Mitosis is a complicated cellular process involving extensive structural reorganizations in many subcellular compartments and a sequence of highly orchestrated events. The temporal and spatial changes in mitotic cells are tightly regulated to ensure high fidelity of genomic transmission during cell division. Mitosis is initiated by accumulation of active kinase complexes formed between mitotic cyclins (cyclin A and B in human) and master mitosis regulator CDC2 (or CDK1) at the G2/M transition [1
]. The expression of many other mitosis regulators also peaks during G2/M phase, some of which share the common control by transcription factors such as Fox M1 and the DREAM complex [2
]. Chromosome condensation appears during prophase, concurring with reorganization of microtubule cytoskeleton into mitotic spindles and separation of duplicated centrosomes to opposite sides of the nucleus. The activity of cyclin A/CDC2 lasts until nuclear envelope breakdown when cyclin A is degraded [4
]. The cyclin B/CDC2 complex, together with many other chromosome and microtubule associated proteins, promotes the formation of bipolar spindle and chromosome congression to the metaphase plate [1
]. Cyclin B is then destructed after ubiquitylation by the anaphase promoting complex/cyclosome (APC/C) [1
]. Loss of cyclin B/CDC2 activity ensures unidirectional progression of mitosis [6
]. Sister chromatids separate and move to the opposite spindle poles after anaphase onset. Chromosomes then decondense, and the nuclear envelope reforms during telophase. When cytokinesis is completed, the abscission occurs at the midbody between two daughter cells, the spindle is disassembled and cells flatten out into interphase morphology again.
The centromeres are specialized loci on chromosomes that form primary constrictions during mitosis. There are currently 18 known human proteins constitutively associating with centromeres throughout the cell cycle [7
]. The kinetochores are macromolecular protein complexes built upon centromeres to connect with spindle microtubules [8
]. Kinetochores are dynamic structures that are assembled and disassembled at each sister chromatid during each and every mitosis [8
]. Kinetochores also harbour activities contributing to chromosome movement throughout mitosis and the spindle assembly checkpoint (SAC) [5
]. The SAC monitors kinetochore-microtubule attachment status to inhibit activation of the APC/C until the metaphase-to-anaphase transition. Under electron microscope centromeres and kinetochores are contiguous structurally, and both play important roles in regulating chromosome segregation. We will use the term “the centromere/kinetochore complex” in this paper to reflect the intertwined relationship between the two subcellular structures.
Although the knowledge of proteins localized at the centromere/kinetochore complex has increased exponentially in the past few years [7
], we still have much to learn about the proteins that contribute to the spatial and temporal regulation of mitosis. As indicated in recent reports, without a “parts list” of critical molecular players, it is impossible to reach a comprehensive understanding about mitosis and its connections with tumorigenesis and cancer drug effects [9
]. Recent genomics and proteomics research has revealed that proteins in the same functional modules are usually transcriptionally co-expressed and/or organized into clusters in PPI networks (e.g. [13
]). Many publicly available bioinformatics resources have deposited data obtained from large scale co-expression profiling and PPI studies, and provided tools to retrieve and organize the data.

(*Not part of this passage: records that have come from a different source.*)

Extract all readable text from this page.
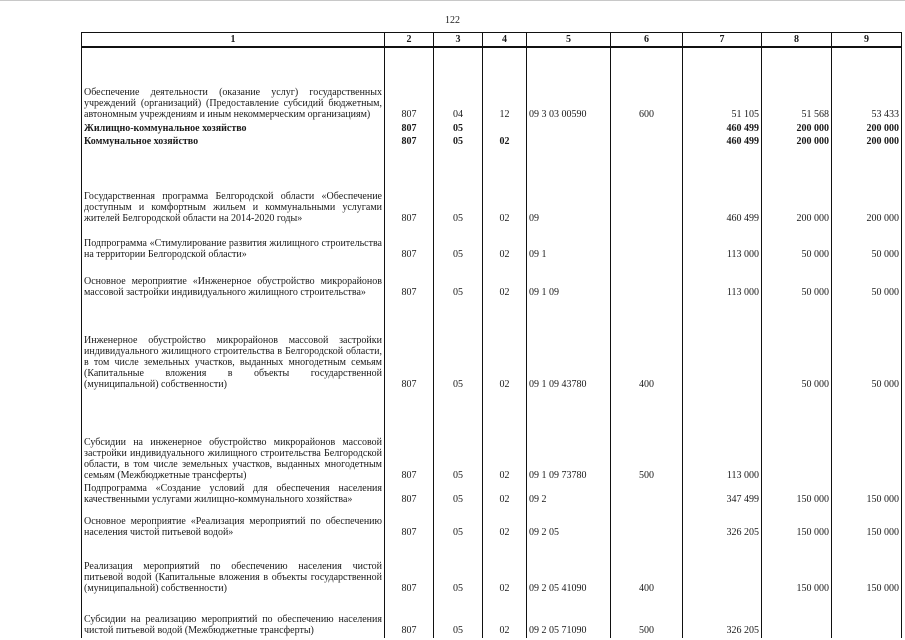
122
1	2	3	4	5	6	7	8	9
Обеспечение деятельности (оказание услуг) государственных учреждений (организаций) (Предоставление субсидий бюджетным, автономным учреждениям и иным некоммерческим организациям)	807	04	12	09 3 03 00590	600	51 105	51 568	53 433
Жилищно-коммунальное хозяйство	807	05				460 499	200 000	200 000
Коммунальное хозяйство	807	05	02			460 499	200 000	200 000
Государственная программа Белгородской области «Обеспечение доступным и комфортным жильем и коммунальными услугами жителей Белгородской области на 2014-2020 годы»	807	05	02	09		460 499	200 000	200 000
Подпрограмма «Стимулирование развития жилищного строительства на территории Белгородской области»	807	05	02	09 1		113 000	50 000	50 000
Основное мероприятие «Инженерное обустройство микрорайонов массовой застройки индивидуального жилищного строительства»	807	05	02	09 1 09		113 000	50 000	50 000
Инженерное обустройство микрорайонов массовой застройки индивидуального жилищного строительства в Белгородской области, в том числе земельных участков, выданных многодетным семьям (Капитальные вложения в объекты государственной (муниципальной) собственности)	807	05	02	09 1 09 43780	400		50 000	50 000
Субсидии на инженерное обустройство микрорайонов массовой застройки индивидуального жилищного строительства Белгородской области, в том числе земельных участков, выданных многодетным семьям (Межбюджетные трансферты)	807	05	02	09 1 09 73780	500	113 000		
Подпрограмма «Создание условий для обеспечения населения качественными услугами жилищно-коммунального хозяйства»	807	05	02	09 2		347 499	150 000	150 000
Основное мероприятие «Реализация мероприятий по обеспечению населения чистой питьевой водой»	807	05	02	09 2 05		326 205	150 000	150 000
Реализация мероприятий по обеспечению населения чистой питьевой водой (Капитальные вложения в объекты государственной (муниципальной) собственности)	807	05	02	09 2 05 41090	400		150 000	150 000
Субсидии на реализацию мероприятий по обеспечению населения чистой питьевой водой (Межбюджетные трансферты)	807	05	02	09 2 05 71090	500	326 205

As an end user interested in taking advantage of the huge amount of genomics and proteomics data in the public databases, we first conducted exhaustive literature review and compiled a list of 196 human centromere/kinetochore proteins, and selected 64 among them as “core” components with well-characterized mitotic functions. By interrogating and integrating available online resources using the 64 core proteins as a query group, we have then identified potential novel mitosis regulators among top-ranking genes/proteins that co-express or interact with the 64 core centromere/kinetochore components. Experimental validation has identified one novel kinetochore protein TRIP13 and two novel centrosomal proteins KIAA1377 and DDX39.